Many investors have big difficulties admitting when they are wrong. I do too. What makes it easier for me is being objective about the prospects for being less wrong going forward. Capitulations occur out of desperation. Exiting a position at a loss is not the same as capitulation if you are focusing on what will happen to the stock next, not what happened to the stock in the past to cause the desperation

Whenever breakout patterns conflict with my personal view of the market’s risk profile, I struggle.   When you couple those factors with the ridiculous fundamental valuations and ignorance of macro economic realities that I believe exist, it’s over the top for me.   However, it is always important to remember that no one gets to decide what is right or wrong about stocks or markets.  They will do whatever they want regardless of your assessment.   So I made about 500 signal changes that I find to be absurd and I look forward to reversing them (very quickly) if and when reality ever sets in again.

OGEC

Organization of the Gas Exporting Countries.   HMMMM!  Please read this article.

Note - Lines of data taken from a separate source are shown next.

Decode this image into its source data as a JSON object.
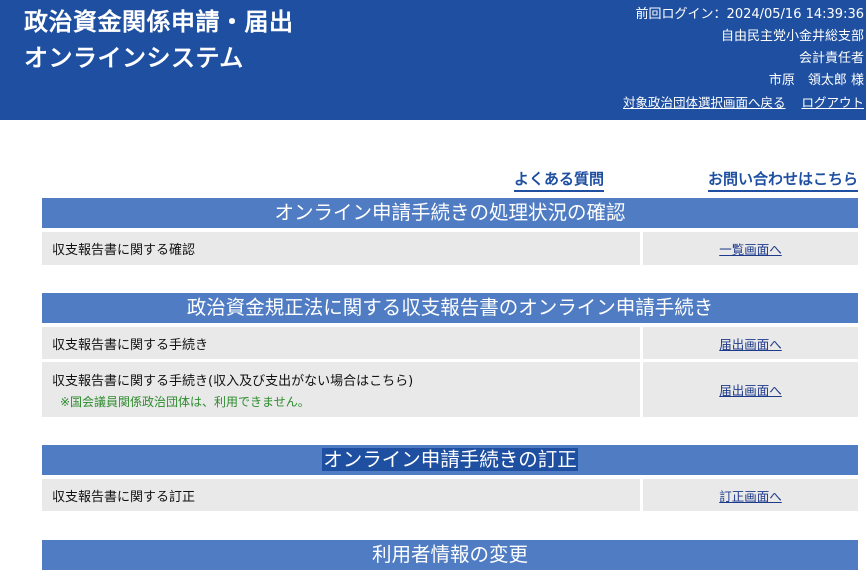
{
  "header": {
    "title_line1": "政治資金関係申請・届出",
    "title_line2": "オンラインシステム",
    "last_login": "前回ログイン：2024/05/16 14:39:36",
    "org": "自由民主党小金井総支部",
    "role": "会計責任者",
    "user": "市原　領太郎 様",
    "links": {
      "back": "対象政治団体選択画面へ戻る",
      "logout": "ログアウト"
    }
  },
  "help": {
    "faq": "よくある質問",
    "contact": "お問い合わせはこちら"
  },
  "sections": [
    {
      "title": "オンライン申請手続きの処理状況の確認",
      "rows": [
        {
          "label": "収支報告書に関する確認",
          "link": "一覧画面へ"
        }
      ]
    },
    {
      "title": "政治資金規正法に関する収支報告書のオンライン申請手続き",
      "rows": [
        {
          "label": "収支報告書に関する手続き",
          "link": "届出画面へ"
        },
        {
          "label": "収支報告書に関する手続き(収入及び支出がない場合はこちら)",
          "note": "※国会議員関係政治団体は、利用できません。",
          "link": "届出画面へ"
        }
      ]
    },
    {
      "title": "オンライン申請手続きの訂正",
      "rows": [
        {
          "label": "収支報告書に関する訂正",
          "link": "訂正画面へ"
        }
      ]
    },
    {
      "title": "利用者情報の変更"
    }
  ]
}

Here’s part of a post I wrote in January of 2007….

It’s almost impossible to argue that lower oil is a bad thing, but I am getting concerned. Clearly, there are divisions with the OPEC oil ministers and most of those disagreements have little to do with oil. Iran, Venezuela and their camp are happy to use oil as a weapon against the United States and the Saudi led group is not so willing to participate. If OPEC keeps losing whatever credibility they still have, I wonder how long it will be before the anti-US members like Venezuela and Iran go on their own. In that case, we could fear one “cartel” and ignore another all at the same time. I know that’s a highly unlikely scenario, but it’s one that pops into my head every once in a while.

At that time and in the years since, I have expected that Venezuela and Iran would join with Russia to create an alternative to the existing OPEC cartel.  So it’s a bit interesting to see Chavez and Putin and their Iranian pals pushing for an increasing influence of their Natural Gas cartel at the same time that OPEC is having its meeting.  I doubt it’s just about natural gas.

Please consider the impacts to energy policies and prices (both oil and natural gas), the US dollar (and dollar side effects in US Treasury demand / rates / gold / inflation) and geopolitical tensions.